Ekonomik, siyasi ve askeri boyutta çalışmalarımız olacak. Dün itibariyle Bağdat, bizimkine benzer bir güvenlik toplantısı yaptı ve karar aldılar. Kararda, Irak ve Türkiye olmak üzere, birçok konuda muhatabın sadece kendileri olduğunu ve ilgili ülkelerin verilecek kararlarda muhatabın Bağdat olması gerektiği hususunda bilgilendirme yaptılar.

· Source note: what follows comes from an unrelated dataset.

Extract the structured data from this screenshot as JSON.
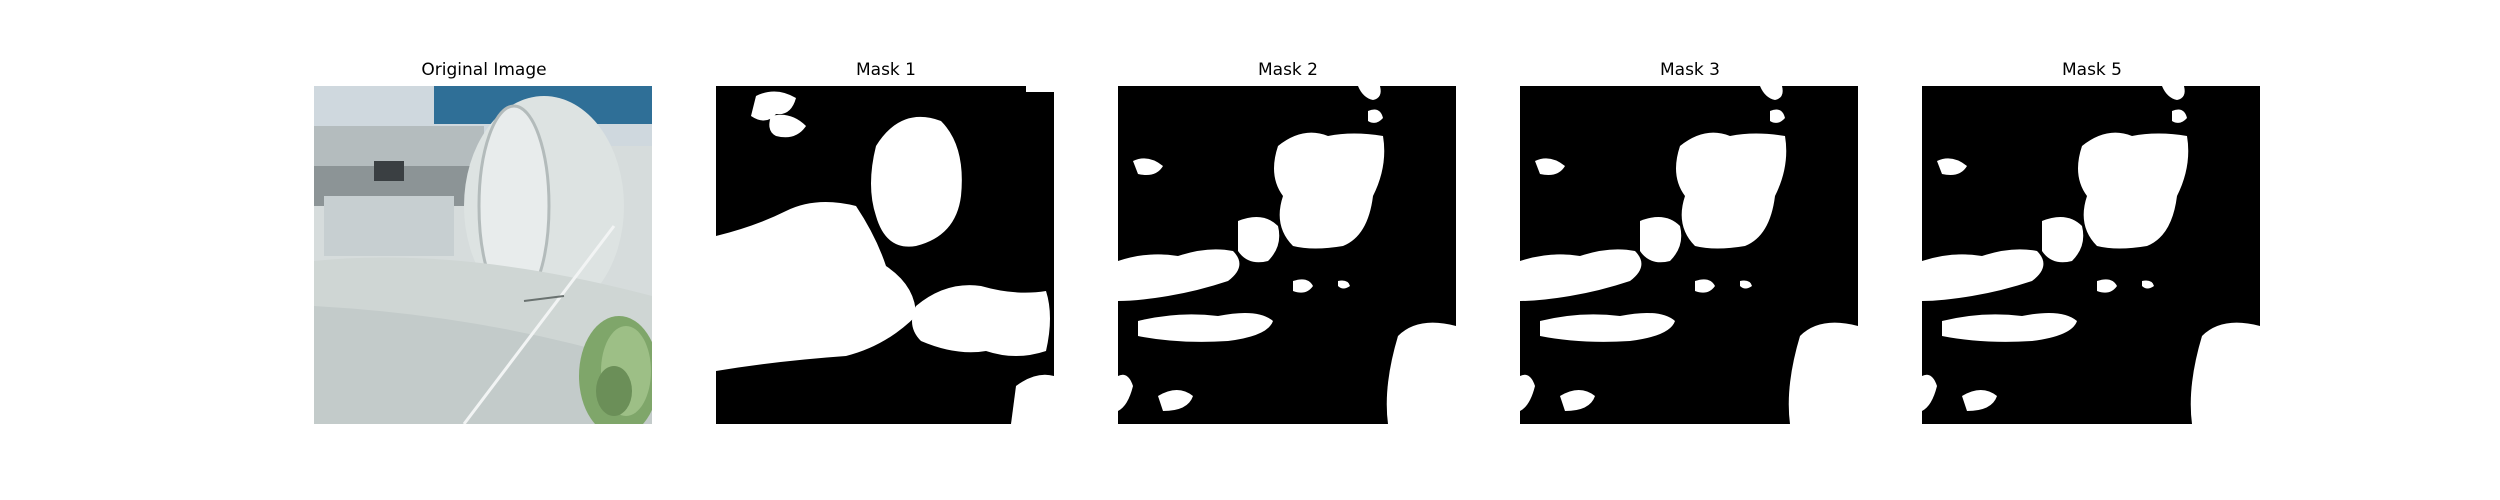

Kriz artık zirve yaptı, dönülmez bir noktaya geldiği için bundan sonrası hiç hoş olmayan, rahatsız edici gelişmelerin de olacağı bir sürecin başlangıcı bölgede. Ümit ederiz ki böyle bir durumla karşı karşıya kalmayız. Ama inatla Kerkük gibi, Musul gibi, yani anayasayla tanınmış sınırlar dışında da bu referandumu yapma inadı bir anlamda sıcak bir çatışmaya da zemin hazırlamıştır. Bunun da bedeli oradaki günahsız, sivil insanlara olacaktır. Bu bakımdan bizim bundan sonraki adımlarda Irak Merkezi Yöntemini daha fazla, doğrudan muhatap alarak ona göre kararlarımızı vereceğiz.

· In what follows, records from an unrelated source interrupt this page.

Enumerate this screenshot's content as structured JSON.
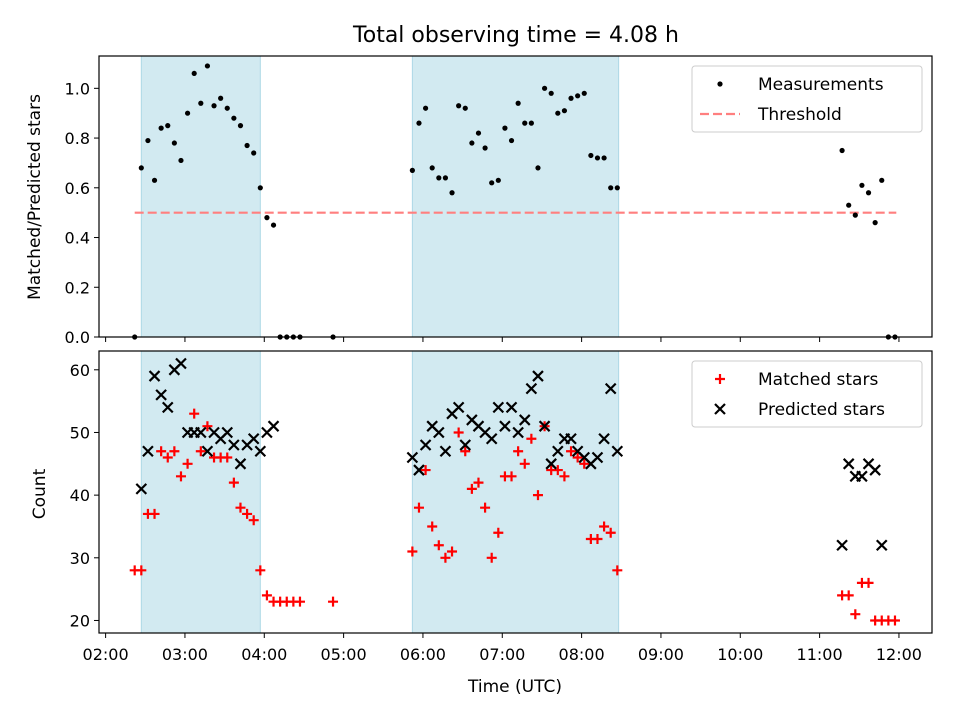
{
  "title": "Total observing time = 4.08 h",
  "colors": {
    "shade": "#add8e6",
    "measurements": "#000000",
    "threshold": "#ff7f7f",
    "matched": "#ff0000",
    "predicted": "#000000"
  },
  "chart_data": [
    {
      "type": "scatter",
      "ylabel": "Matched/Predicted stars",
      "xlim": [
        "01:55",
        "12:25"
      ],
      "ylim": [
        0,
        1.13
      ],
      "y_ticks": [
        "0.0",
        "0.2",
        "0.4",
        "0.6",
        "0.8",
        "1.0"
      ],
      "grid": false,
      "legend": "top-right",
      "shaded_intervals": [
        [
          "02:27",
          "03:57"
        ],
        [
          "05:52",
          "08:28"
        ]
      ],
      "threshold": {
        "name": "Threshold",
        "y": 0.5,
        "x_range": [
          "02:22",
          "11:58"
        ]
      },
      "series": [
        {
          "name": "Measurements",
          "points": [
            [
              "02:22",
              0.0
            ],
            [
              "02:27",
              0.68
            ],
            [
              "02:32",
              0.79
            ],
            [
              "02:37",
              0.63
            ],
            [
              "02:42",
              0.84
            ],
            [
              "02:47",
              0.85
            ],
            [
              "02:52",
              0.78
            ],
            [
              "02:57",
              0.71
            ],
            [
              "03:02",
              0.9
            ],
            [
              "03:07",
              1.06
            ],
            [
              "03:12",
              0.94
            ],
            [
              "03:17",
              1.09
            ],
            [
              "03:22",
              0.93
            ],
            [
              "03:27",
              0.96
            ],
            [
              "03:32",
              0.92
            ],
            [
              "03:37",
              0.88
            ],
            [
              "03:42",
              0.85
            ],
            [
              "03:47",
              0.77
            ],
            [
              "03:52",
              0.74
            ],
            [
              "03:57",
              0.6
            ],
            [
              "04:02",
              0.48
            ],
            [
              "04:07",
              0.45
            ],
            [
              "04:12",
              0.0
            ],
            [
              "04:17",
              0.0
            ],
            [
              "04:22",
              0.0
            ],
            [
              "04:27",
              0.0
            ],
            [
              "04:52",
              0.0
            ],
            [
              "05:52",
              0.67
            ],
            [
              "05:57",
              0.86
            ],
            [
              "06:02",
              0.92
            ],
            [
              "06:07",
              0.68
            ],
            [
              "06:12",
              0.64
            ],
            [
              "06:17",
              0.64
            ],
            [
              "06:22",
              0.58
            ],
            [
              "06:27",
              0.93
            ],
            [
              "06:32",
              0.92
            ],
            [
              "06:37",
              0.78
            ],
            [
              "06:42",
              0.82
            ],
            [
              "06:47",
              0.76
            ],
            [
              "06:52",
              0.62
            ],
            [
              "06:57",
              0.63
            ],
            [
              "07:02",
              0.84
            ],
            [
              "07:07",
              0.79
            ],
            [
              "07:12",
              0.94
            ],
            [
              "07:17",
              0.86
            ],
            [
              "07:22",
              0.86
            ],
            [
              "07:27",
              0.68
            ],
            [
              "07:32",
              1.0
            ],
            [
              "07:37",
              0.98
            ],
            [
              "07:42",
              0.9
            ],
            [
              "07:47",
              0.91
            ],
            [
              "07:52",
              0.96
            ],
            [
              "07:57",
              0.97
            ],
            [
              "08:02",
              0.98
            ],
            [
              "08:07",
              0.73
            ],
            [
              "08:12",
              0.72
            ],
            [
              "08:17",
              0.72
            ],
            [
              "08:22",
              0.6
            ],
            [
              "08:27",
              0.6
            ],
            [
              "11:17",
              0.75
            ],
            [
              "11:22",
              0.53
            ],
            [
              "11:27",
              0.49
            ],
            [
              "11:32",
              0.61
            ],
            [
              "11:37",
              0.58
            ],
            [
              "11:42",
              0.46
            ],
            [
              "11:47",
              0.63
            ],
            [
              "11:52",
              0.0
            ],
            [
              "11:57",
              0.0
            ]
          ]
        }
      ]
    },
    {
      "type": "scatter",
      "xlabel": "Time (UTC)",
      "ylabel": "Count",
      "xlim": [
        "01:55",
        "12:25"
      ],
      "ylim": [
        18,
        63
      ],
      "x_ticks": [
        "02:00",
        "03:00",
        "04:00",
        "05:00",
        "06:00",
        "07:00",
        "08:00",
        "09:00",
        "10:00",
        "11:00",
        "12:00"
      ],
      "y_ticks": [
        "20",
        "30",
        "40",
        "50",
        "60"
      ],
      "grid": false,
      "legend": "top-right",
      "shaded_intervals": [
        [
          "02:27",
          "03:57"
        ],
        [
          "05:52",
          "08:28"
        ]
      ],
      "series": [
        {
          "name": "Matched stars",
          "marker": "plus",
          "points": [
            [
              "02:22",
              28
            ],
            [
              "02:27",
              28
            ],
            [
              "02:32",
              37
            ],
            [
              "02:37",
              37
            ],
            [
              "02:42",
              47
            ],
            [
              "02:47",
              46
            ],
            [
              "02:52",
              47
            ],
            [
              "02:57",
              43
            ],
            [
              "03:02",
              45
            ],
            [
              "03:07",
              53
            ],
            [
              "03:12",
              47
            ],
            [
              "03:17",
              51
            ],
            [
              "03:22",
              46
            ],
            [
              "03:27",
              46
            ],
            [
              "03:32",
              46
            ],
            [
              "03:37",
              42
            ],
            [
              "03:42",
              38
            ],
            [
              "03:47",
              37
            ],
            [
              "03:52",
              36
            ],
            [
              "03:57",
              28
            ],
            [
              "04:02",
              24
            ],
            [
              "04:07",
              23
            ],
            [
              "04:12",
              23
            ],
            [
              "04:17",
              23
            ],
            [
              "04:22",
              23
            ],
            [
              "04:27",
              23
            ],
            [
              "04:52",
              23
            ],
            [
              "05:52",
              31
            ],
            [
              "05:57",
              38
            ],
            [
              "06:02",
              44
            ],
            [
              "06:07",
              35
            ],
            [
              "06:12",
              32
            ],
            [
              "06:17",
              30
            ],
            [
              "06:22",
              31
            ],
            [
              "06:27",
              50
            ],
            [
              "06:32",
              47
            ],
            [
              "06:37",
              41
            ],
            [
              "06:42",
              42
            ],
            [
              "06:47",
              38
            ],
            [
              "06:52",
              30
            ],
            [
              "06:57",
              34
            ],
            [
              "07:02",
              43
            ],
            [
              "07:07",
              43
            ],
            [
              "07:12",
              47
            ],
            [
              "07:17",
              45
            ],
            [
              "07:22",
              49
            ],
            [
              "07:27",
              40
            ],
            [
              "07:32",
              51
            ],
            [
              "07:37",
              44
            ],
            [
              "07:42",
              44
            ],
            [
              "07:47",
              43
            ],
            [
              "07:52",
              47
            ],
            [
              "07:57",
              46
            ],
            [
              "08:02",
              45
            ],
            [
              "08:07",
              33
            ],
            [
              "08:12",
              33
            ],
            [
              "08:17",
              35
            ],
            [
              "08:22",
              34
            ],
            [
              "08:27",
              28
            ],
            [
              "11:17",
              24
            ],
            [
              "11:22",
              24
            ],
            [
              "11:27",
              21
            ],
            [
              "11:32",
              26
            ],
            [
              "11:37",
              26
            ],
            [
              "11:42",
              20
            ],
            [
              "11:47",
              20
            ],
            [
              "11:52",
              20
            ],
            [
              "11:57",
              20
            ]
          ]
        },
        {
          "name": "Predicted stars",
          "marker": "x",
          "points": [
            [
              "02:27",
              41
            ],
            [
              "02:32",
              47
            ],
            [
              "02:37",
              59
            ],
            [
              "02:42",
              56
            ],
            [
              "02:47",
              54
            ],
            [
              "02:52",
              60
            ],
            [
              "02:57",
              61
            ],
            [
              "03:02",
              50
            ],
            [
              "03:07",
              50
            ],
            [
              "03:12",
              50
            ],
            [
              "03:17",
              47
            ],
            [
              "03:22",
              50
            ],
            [
              "03:27",
              49
            ],
            [
              "03:32",
              50
            ],
            [
              "03:37",
              48
            ],
            [
              "03:42",
              45
            ],
            [
              "03:47",
              48
            ],
            [
              "03:52",
              49
            ],
            [
              "03:57",
              47
            ],
            [
              "04:02",
              50
            ],
            [
              "04:07",
              51
            ],
            [
              "05:52",
              46
            ],
            [
              "05:57",
              44
            ],
            [
              "06:02",
              48
            ],
            [
              "06:07",
              51
            ],
            [
              "06:12",
              50
            ],
            [
              "06:17",
              47
            ],
            [
              "06:22",
              53
            ],
            [
              "06:27",
              54
            ],
            [
              "06:32",
              48
            ],
            [
              "06:37",
              52
            ],
            [
              "06:42",
              51
            ],
            [
              "06:47",
              50
            ],
            [
              "06:52",
              49
            ],
            [
              "06:57",
              54
            ],
            [
              "07:02",
              51
            ],
            [
              "07:07",
              54
            ],
            [
              "07:12",
              50
            ],
            [
              "07:17",
              52
            ],
            [
              "07:22",
              57
            ],
            [
              "07:27",
              59
            ],
            [
              "07:32",
              51
            ],
            [
              "07:37",
              45
            ],
            [
              "07:42",
              47
            ],
            [
              "07:47",
              49
            ],
            [
              "07:52",
              49
            ],
            [
              "07:57",
              47
            ],
            [
              "08:02",
              46
            ],
            [
              "08:07",
              45
            ],
            [
              "08:12",
              46
            ],
            [
              "08:17",
              49
            ],
            [
              "08:22",
              57
            ],
            [
              "08:27",
              47
            ],
            [
              "11:17",
              32
            ],
            [
              "11:22",
              45
            ],
            [
              "11:27",
              43
            ],
            [
              "11:32",
              43
            ],
            [
              "11:37",
              45
            ],
            [
              "11:42",
              44
            ],
            [
              "11:47",
              32
            ]
          ]
        }
      ]
    }
  ]
}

Vatandaşlarımız rahat olsun, Savaşa girmiyoruz, tedbir alıyoruz. Hava sahası ve sınır kapısı için adım atılacak. Bizim takıldığımız konu ayrımcılık hareketini kışkırtmaktır. Bunlar birinci derecede Irak için ikinci derecede komşu ülkeler için sorundur. 84'ten beri PKK ile mücadeleyi neden yapıyoruz? Bölücü hareket... Bu mücadele bir ülke egemenliğinin korunması mücadelesidir. Bu konuda attığı adımları ne kadar yanlış olacağını, ne kadar büyük bedellere sebep olacağını görecek ama iş işten geçecek. Sınır kapıları ve hava sahası, petrol boru hatları, iletişim hatları artık merkezi yönetime aittir. Muhatabımız meşru idare Bağdat ve merkezi hükümet. İşin askeri boyutu bizim aldığımız kararlara karşı, diyelim ki hudut kapısından Bağdat'a geçiş yapılacak, buna karşı bir engelleme olursa tabii ki biz güvenlik tedbirlerimizi almak zorundayız. Bunu da merkezi yönetimle birlikte yapacağız. Türkmenlere karşı bir kıyım olursa buna da sessiz kalmayacağız. Durup dururken biz hiçbir şekilde maceraya girmeyiz ama ülkemizin menfaatlerine halel getirecek bir durum olursa karşılığını hemen veririz.
İlgili bakanlıklardan oluşan bir ekip bunların detaylarını çalışıyor ve çok geç olmadan bu adımları atacağız, gerek hava sahasıyla ilgili, gerek sınır kapılarının nasıl yönetileceğiyle ilgili...Burada zorluklarımız var, bunlardan bir tanesi sınır kapılarında fiilen şu anda Peşmerge oranın yönetiminde. Irak onlardan sınır kapılarını teslim etmelerini istedi. Bunlar teslimatı yapacaklar mı, yapmayacaklar mı, orada nasıl bir gelişme olacak, onu takip etmemiz lazım. O yüzden Bağdat'la daha sıkı bir diyalog içinde bu süreci yürütmemiz gerekiyor.